Les Français sont de plus en plus inquiets des dépenses de la santé. Selon le baromètre annuel réalisé par LH2, ils sont 65% à estimer que la qualité de vie dépend d’abord des ressources financières; l’an dernier ils étaient 56% seulement.
Signe de la crise, la poussée des préoccupations financières est évidente chez les moins de 65 ans. La question du niveau de vie inquiète désormais 21% des sondés tout comme la peur de ne pas disposer de moyens financiers pour se soigner (19%). Voilà quatre ans, ils n’étaient que 13% à craindre pour leur revenu et autant à se soucier de leur capacité à faire face aux frais de santé. Ils sont de plus en plus nombreux à juger que leur système de soin se détériore et que les dépenses de santé sont moins bien prises en charge par la sécurité sociale.
Pour la moitié des sondés, la solution ne passe pas forcément par une mutuelle, puisqu’ils préféreraient que l’on augmente les cotisations sociales pour que la prise en charge de la sécurité sociale progresse. De façon plus radicale, un tiers des Français (32%) se dit même prêt à abandonner son assurance santé si celle-ci devient trop chère.

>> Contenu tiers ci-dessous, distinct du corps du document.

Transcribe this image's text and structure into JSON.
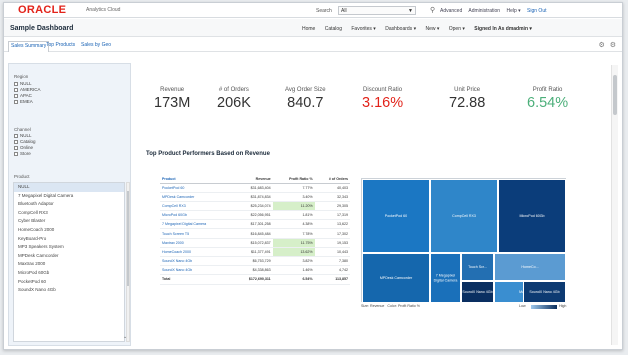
{
  "topbar": {
    "logo": "ORACLE",
    "product": "Analytics Cloud",
    "search_label": "Search",
    "search_value": "All",
    "links": [
      "Advanced",
      "Administration",
      "Help ▾",
      "Sign Out"
    ]
  },
  "header": {
    "title": "Sample Dashboard",
    "menu": [
      "Home",
      "Catalog",
      "Favorites ▾",
      "Dashboards ▾",
      "New ▾",
      "Open ▾"
    ],
    "signed_in": "Signed In As dmadmin ▾"
  },
  "tabs": [
    "Sales Summary",
    "Top Products",
    "Sales by Geo"
  ],
  "prompts": {
    "region": {
      "label": "Region",
      "options": [
        "NULL",
        "AMERICA",
        "APAC",
        "EMEA"
      ]
    },
    "channel": {
      "label": "Channel",
      "options": [
        "NULL",
        "Catalog",
        "Online",
        "Store"
      ]
    },
    "product": {
      "label": "Product",
      "items": [
        "NULL",
        "7 Megapixel Digital Camera",
        "Bluetooth Adaptor",
        "CompCell RX3",
        "Cyber Blaster",
        "HomeCoach 2000",
        "KeyBoard-Pro",
        "MP3 Speakers System",
        "MPDesk Camcorder",
        "Maxtrax 2000",
        "MicroPod 60Gb",
        "PocketPod 60",
        "SoundX Nano 4Gb"
      ]
    }
  },
  "kpis": [
    {
      "label": "Revenue",
      "value": "173M"
    },
    {
      "label": "# of Orders",
      "value": "206K"
    },
    {
      "label": "Avg Order Size",
      "value": "840.7"
    },
    {
      "label": "Discount Ratio",
      "value": "3.16%",
      "color": "#e2231a"
    },
    {
      "label": "Unit Price",
      "value": "72.88"
    },
    {
      "label": "Profit Ratio",
      "value": "6.54%",
      "color": "#4caf7a"
    }
  ],
  "section_title": "Top Product Performers Based on Revenue",
  "table": {
    "headers": [
      "Product",
      "Revenue",
      "Profit Ratio %",
      "# of Orders"
    ],
    "rows": [
      [
        "PocketPod 60",
        "$31,683,404",
        "7.77%",
        "40,403"
      ],
      [
        "MPDesk Camcorder",
        "$31,874,834",
        "3.40%",
        "32,343"
      ],
      [
        "CompCell RX3",
        "$25,234,074",
        "11.20%",
        "29,305"
      ],
      [
        "MicroPod 60Gb",
        "$22,056,951",
        "1.81%",
        "17,319"
      ],
      [
        "7 Megapixel Digital Camera",
        "$17,301,258",
        "4.38%",
        "13,622"
      ],
      [
        "Touch Screen T5",
        "$16,845,484",
        "7.78%",
        "17,302"
      ],
      [
        "Maxtrax 2000",
        "$15,072,837",
        "11.75%",
        "19,153"
      ],
      [
        "HomeCoach 2000",
        "$11,377,491",
        "13.62%",
        "10,443"
      ],
      [
        "SoundX Nano 4Gb",
        "$6,753,729",
        "3.82%",
        "7,380"
      ],
      [
        "SoundX Nano 4Gb",
        "$4,338,863",
        "1.46%",
        "4,742"
      ]
    ],
    "highlight": [
      [
        2,
        2
      ],
      [
        6,
        2
      ],
      [
        7,
        2
      ]
    ],
    "total": [
      "Total",
      "$172,690,311",
      "6.54%",
      "113,857"
    ]
  },
  "treemap": {
    "tiles": [
      {
        "label": "PocketPod 60",
        "color": "#1b77c3"
      },
      {
        "label": "CompCell RX3",
        "color": "#2f86c9"
      },
      {
        "label": "MicroPod 60Gb",
        "color": "#0b3d7a"
      },
      {
        "label": "MPDesk Camcorder",
        "color": "#1567ad"
      },
      {
        "label": "7 Megapixel Digital Camera",
        "color": "#1a70ba"
      },
      {
        "label": "Touch Scr...",
        "color": "#236fb2"
      },
      {
        "label": "HomeCo...",
        "color": "#5b9bd2"
      },
      {
        "label": "Maxtrax 2000",
        "color": "#3a8ed0"
      },
      {
        "label": "SoundX Nano 4Gb",
        "color": "#0a2f61"
      },
      {
        "label": "SoundX Nano 4Gb",
        "color": "#0d3a72"
      }
    ],
    "legend_size": "Size: Revenue",
    "legend_color": "Color: Profit Ratio %",
    "legend_low": "Low",
    "legend_high": "High"
  }
}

«Nous observons de façon assez nette une évolution chez nos clients de plus de 55 ans, explique le directeur marketing d’une mutuelle santé. Jusqu’à présent, ils recherchaient un certain niveau de garantie. Désormais, ils ont un budget maximum et voient ensuite les garanties qu’ils peuvent obtenir pour ce prix.».
La hausse des impôts sur les mutuelles devrait augmenter les cotisations.

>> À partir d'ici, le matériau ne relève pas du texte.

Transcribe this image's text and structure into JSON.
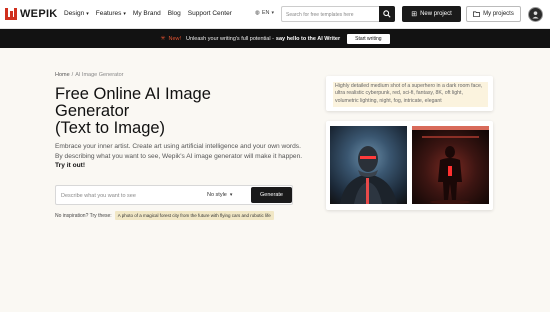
{
  "header": {
    "logo_text": "WEPIK",
    "nav": [
      {
        "label": "Design",
        "has_menu": true
      },
      {
        "label": "Features",
        "has_menu": true
      },
      {
        "label": "My Brand",
        "has_menu": false
      },
      {
        "label": "Blog",
        "has_menu": false
      },
      {
        "label": "Support Center",
        "has_menu": false
      }
    ],
    "language": "EN",
    "search_placeholder": "Search for free templates here",
    "new_project_label": "New project",
    "my_projects_label": "My projects"
  },
  "banner": {
    "new_label": "New!",
    "text": "Unleash your writing's full potential -",
    "strong": "say hello to the AI Writer",
    "button_label": "Start writing"
  },
  "hero": {
    "breadcrumb": {
      "home": "Home",
      "current": "AI Image Generator"
    },
    "title_line1": "Free Online AI Image",
    "title_line2": "Generator",
    "title_line3": "(Text to Image)",
    "description": "Embrace your inner artist. Create art using artificial intelligence and your own words. By describing what you want to see, Wepik's AI image generator will make it happen.",
    "description_strong": "Try it out!",
    "input_placeholder": "Describe what you want to see",
    "style_label": "No style",
    "generate_label": "Generate",
    "inspiration_label": "No inspiration? Try these:",
    "inspiration_chip": "A photo of a magical forest city from the future with flying cars and robotic life"
  },
  "example": {
    "prompt": "Highly detailed medium shot of a superhero in a dark room face, ultra realistic cyberpunk, red, sci-fi, fantasy, 8K, oft light, volumetric lighting, night, fog, intricate, elegant"
  },
  "colors": {
    "brand": "#d0301e",
    "accent": "#e0502f",
    "dark": "#1a1a1a",
    "hero_bg": "#faf8f3",
    "chip_bg": "#f1e7c5"
  }
}
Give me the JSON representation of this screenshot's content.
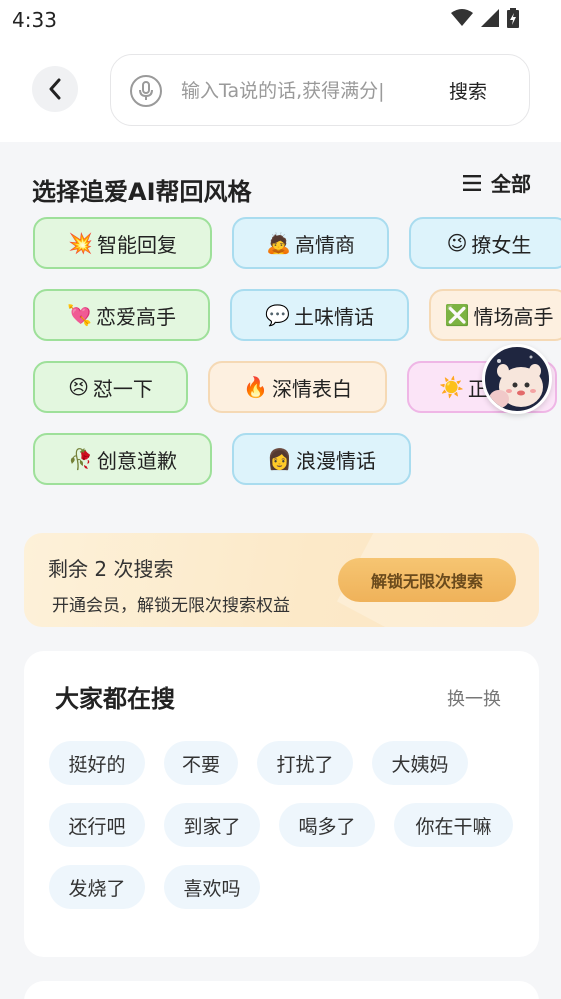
{
  "status": {
    "time": "4:33"
  },
  "search": {
    "placeholder": "输入Ta说的话,获得满分|",
    "button": "搜索"
  },
  "styles": {
    "title": "选择追爱AI帮回风格",
    "all_label": "全部",
    "chips": [
      {
        "label": "智能回复",
        "icon": "💥"
      },
      {
        "label": "高情商",
        "icon": "🙇"
      },
      {
        "label": "撩女生",
        "icon": "😉"
      },
      {
        "label": "恋爱高手",
        "icon": "💘"
      },
      {
        "label": "土味情话",
        "icon": "💬"
      },
      {
        "label": "情场高手",
        "icon": "❎"
      },
      {
        "label": "怼一下",
        "icon": "😣"
      },
      {
        "label": "深情表白",
        "icon": "🔥"
      },
      {
        "label": "正",
        "icon": "☀️"
      },
      {
        "label": "创意道歉",
        "icon": "🥀"
      },
      {
        "label": "浪漫情话",
        "icon": "👩"
      }
    ]
  },
  "promo": {
    "title": "剩余 2 次搜索",
    "subtitle": "开通会员，解锁无限次搜索权益",
    "button": "解锁无限次搜索"
  },
  "hot": {
    "title": "大家都在搜",
    "refresh": "换一换",
    "tags": [
      "挺好的",
      "不要",
      "打扰了",
      "大姨妈",
      "还行吧",
      "到家了",
      "喝多了",
      "你在干嘛",
      "发烧了",
      "喜欢吗"
    ]
  }
}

Pour limiter le trou financier de la sécurité sociale, le gouvernement a décidé de «doubler» la taxe prélevée sur les mutuelles. «Nous ne sommes pas une vache à lait, nous ne distribuons aucun bénéfice à nos actionnaires», a répondu le patron de la Mutualité française. Et de pointer la dérive d’une taxation de plus en plus forte : «Depuis 2008, le produit de la taxation est passé de 720 millions à 4,3 milliards d’euros. Et son taux de 2,5% à 13,27%.» En écho, le ministre de la Santé, assume la décision du gouvernement : «Il y avait le choix entre deux mesures : la baisse du ticket modérateur, c’est-à-dire moins rembourser, ou alors augmenter la taxation sur les contrats responsables. Nous avons choisi cette deuxième solution.» Et d’insister : «Les mutuelles ne sont pas obligées de répercuter totalement cette augmentation. Aucune mutuelle santé n’est en situation financière difficile.»
Le taux de la taxe spéciale sur les conventions d’assurance, s’appliquant aux «contrats solidaires et responsables», va ainsi passer de 3,5% à 7%. Cette taxation accrue devrait rapporter à l’Etat 100 millions d’euros dès 2011, puis 1,1 milliard en année pleine, selon le gouvernement. L’alourdissement de cette taxe devrait conduire à une hausse des tarifs des mutuelles de 4,7% en moyenne en 2012, a calculé la Mutualité.
Moins de taxes pour une mutuelle étudiant pas chère.
Une centaine d’étudiants ont manifesté contre l’alourdissement de la taxe sur les mutuelles.
La chargée des questions sociales à l’Unef, principale organisation étudiante annonce que 34% des étudiants renoncent à se soigner et 19% ne sont pas adhérés à des mutuelles ou des complémentaires santé, le coût de la santé est de plus en plus lourd pour les étudiants, entre se soigner, se nourrir et se loger, généralement, les soins passent au dernier plan.
Les organisations d’assurance santé et mutuelles étudiantes dénoncent le doublement de 3,5% à 7% de la taxation des complémentaires santé (mutuelles, assurances, institutions de la prévoyance santé), prévue dans le projet de budget 2012.
L’Unef demande l’exonération de la taxe sur les mutuelles et assurances santé pour les étudiants, l’accès de droit pour les boursiers à l’aide à la complémentaire santé et à la CMU complémentaire, et la mise en place d’un chèque santé national pour prendre en charge les frais d’une mutuelle santé.